Psikolojik etkileri nelerdir? Çıldırabilir misin?


Tekrar ediyorum, yalnızca kişisel deneyimime dayanarak konuşabilirim. "Aklı başında"nın yaygın bir tanımı, kişinin
toplumda normal şekilde işleyen bütünleşmiş bir kişi olmasıdır. Şunu söyleyebilirim: İşimi sürdürmekte hiçbir sıkıntı
yaşamadım. Bir bilgisayar programcısı ve analisti olarak stres seviyeleri yüksek ve beyin fonksiyonlarım sürekli olarak
zorlanıyor. OBE'lerim gözle görülür bir zarar vermedi.

Gabbard ve Twemlow'un, BDD'lerin psikolojisine dair derinlemesine bir çalışma içeren, Aklın
Gözleriyle adlı mükemmel bir kitabı var. OBE'yi diğer psikolojik fenomenlerle karşılaştırır. Kısacası
BDD'nin disosiasyon, şizofreni, otoskopi ve diğer vücut sınırı bozuklukları gibi psikolojik
bozukluklarla gruplandırılmaması gerektiğini buldular. OBE kendi başına bir kategoriye girer.

Pratik yapmak için en iyi zaman ne zamandır?

Pratik yapmak için en iyi zaman sabah, uyanık olduğunuz, yenilenmiş olduğunuz ve uykuya dalma ihtimalinizin olmadığı
zamandır. Çoğunlukla cumartesi ve pazar sabahları antrenman yapıyorum çünkü geç uyuyabiliyorum, dinç bir şekilde
uyanabiliyorum ve sonrasında pratik yapmak için bolca zamanım oluyor. Ayrıca gün içinde bir ara kestirmenizi ve bu zamanı
vücudunuzdan ayrılmaya çalışmak için kullanmanızı öneririm. Şekerlemeler yatma vaktinden daha iyidir çünkü genellikle o
kadar yorgun olmazsınız. Hemen uykuya dalacak kadar yorulmadan rahatlayabilir ve gerçekten işe koyulabilirsiniz. Yalnızca
yatmadan önce pratik yapıyorsanız, hemen uykuya dalmamak için erken yattığınızdan emin olun.

OBE ile berrak rüya arasındaki fark nedir?

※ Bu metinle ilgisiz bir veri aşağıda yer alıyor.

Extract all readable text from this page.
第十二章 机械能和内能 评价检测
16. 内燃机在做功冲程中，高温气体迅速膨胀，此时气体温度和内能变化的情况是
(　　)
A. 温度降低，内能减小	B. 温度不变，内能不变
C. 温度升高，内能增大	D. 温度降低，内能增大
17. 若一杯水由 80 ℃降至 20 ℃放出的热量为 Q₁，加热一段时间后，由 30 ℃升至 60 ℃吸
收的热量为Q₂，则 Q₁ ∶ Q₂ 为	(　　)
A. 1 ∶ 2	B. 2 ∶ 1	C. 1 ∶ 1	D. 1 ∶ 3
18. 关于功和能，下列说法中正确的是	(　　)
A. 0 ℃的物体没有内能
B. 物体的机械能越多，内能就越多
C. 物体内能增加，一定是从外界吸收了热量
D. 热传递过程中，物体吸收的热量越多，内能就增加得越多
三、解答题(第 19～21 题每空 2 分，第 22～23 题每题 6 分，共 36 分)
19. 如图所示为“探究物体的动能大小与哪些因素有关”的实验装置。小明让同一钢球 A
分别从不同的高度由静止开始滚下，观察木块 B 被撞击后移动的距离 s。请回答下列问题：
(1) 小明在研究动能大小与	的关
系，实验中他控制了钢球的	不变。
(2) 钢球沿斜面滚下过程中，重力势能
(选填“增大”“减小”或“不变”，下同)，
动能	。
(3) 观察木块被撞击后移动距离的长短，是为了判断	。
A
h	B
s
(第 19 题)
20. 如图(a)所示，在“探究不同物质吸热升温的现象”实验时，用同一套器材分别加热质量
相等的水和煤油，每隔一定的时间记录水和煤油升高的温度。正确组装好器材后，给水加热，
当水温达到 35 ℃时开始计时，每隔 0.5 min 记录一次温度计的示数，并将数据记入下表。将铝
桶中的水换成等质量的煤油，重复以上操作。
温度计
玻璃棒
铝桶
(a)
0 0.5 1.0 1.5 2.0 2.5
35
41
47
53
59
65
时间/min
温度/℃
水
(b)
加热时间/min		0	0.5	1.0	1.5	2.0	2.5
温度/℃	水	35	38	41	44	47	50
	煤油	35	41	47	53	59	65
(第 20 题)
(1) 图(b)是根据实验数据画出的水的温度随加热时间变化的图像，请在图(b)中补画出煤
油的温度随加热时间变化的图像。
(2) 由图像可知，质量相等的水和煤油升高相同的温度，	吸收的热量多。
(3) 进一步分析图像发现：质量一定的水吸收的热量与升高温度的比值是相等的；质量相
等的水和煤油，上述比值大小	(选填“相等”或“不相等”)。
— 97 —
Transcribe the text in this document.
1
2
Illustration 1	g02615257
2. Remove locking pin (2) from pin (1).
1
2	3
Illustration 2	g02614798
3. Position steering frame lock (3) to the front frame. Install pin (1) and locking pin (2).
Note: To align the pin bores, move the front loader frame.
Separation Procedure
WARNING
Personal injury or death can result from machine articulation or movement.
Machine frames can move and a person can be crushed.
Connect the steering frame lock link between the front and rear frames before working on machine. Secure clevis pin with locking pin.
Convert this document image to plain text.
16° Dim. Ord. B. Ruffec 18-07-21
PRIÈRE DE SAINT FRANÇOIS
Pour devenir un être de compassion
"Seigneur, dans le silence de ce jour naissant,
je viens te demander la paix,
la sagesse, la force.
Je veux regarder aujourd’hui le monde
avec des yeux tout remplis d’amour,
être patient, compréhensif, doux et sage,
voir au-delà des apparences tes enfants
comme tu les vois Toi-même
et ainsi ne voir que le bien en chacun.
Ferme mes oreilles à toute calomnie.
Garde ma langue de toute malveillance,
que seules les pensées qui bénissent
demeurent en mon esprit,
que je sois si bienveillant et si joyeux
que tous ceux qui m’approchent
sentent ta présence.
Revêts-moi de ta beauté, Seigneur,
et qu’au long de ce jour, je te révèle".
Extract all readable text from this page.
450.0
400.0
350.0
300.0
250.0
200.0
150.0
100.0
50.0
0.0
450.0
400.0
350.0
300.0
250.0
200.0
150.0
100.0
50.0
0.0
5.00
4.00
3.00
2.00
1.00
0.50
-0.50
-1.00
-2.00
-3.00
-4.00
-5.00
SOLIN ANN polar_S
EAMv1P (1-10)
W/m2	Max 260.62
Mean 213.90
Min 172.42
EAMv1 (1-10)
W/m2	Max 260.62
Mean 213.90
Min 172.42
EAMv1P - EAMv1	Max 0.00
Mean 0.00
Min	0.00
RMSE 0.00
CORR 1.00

Bazı insanlar BDD'lerin bilinçli rüyalarla aynı şey olduğuna inanıyor. İkisini karıştırmak kolaydır. Bilinçli
rüyalar alanında uzman değilim ama görüşlerimi sunabilirim. Bilinçli rüyalar iki kategoriye ayrılıyor gibi
görünüyor: Bilinçli rüyaların ilk türü, uykunun saldırısı sırasında meydana gelir. Bu deneyimlerin aslında
BDD olması mümkündür. İkinci tür Lucid rüya, araştırmacıların "rüya" durumu olarak kabul ettiği REM
(Hızlı Göz Hareketi) uykusu sırasında meydana gelir. Bilim insanları, rüya gören kişinin göz kapaklarını
izleyen birkaç ticari cihaz geliştirdi. REM uykusu tespit edildiğinde makine rüyayı görene bir ışık yakar
veya başka bir sinyal gönderir. Rüyayı gören kişi sinyali fark ettiğinde, tamamen bilinçli, bilinçli bir
rüyaya uyanabilir.

Çalışmalar OBE'lerin REM uykusu sırasında meydana gelmediğini göstermiştir. Kişisel tecrübelerime dayanarak şunu
söyleyebilirim; ikisini de yaşadım, aradaki farkı gördüm. Lucid rüya manzarası, OBE manzarasıyla karşılaştırıldığında "sahte"
görünüyor. Bilinçli rüyalarda, manzaranın "sahte" olduğunu ve manzaranın dağılmasına neden olarak beni vücudumun
yakınında yüzer halde bırakabileceğini fark ediyorum.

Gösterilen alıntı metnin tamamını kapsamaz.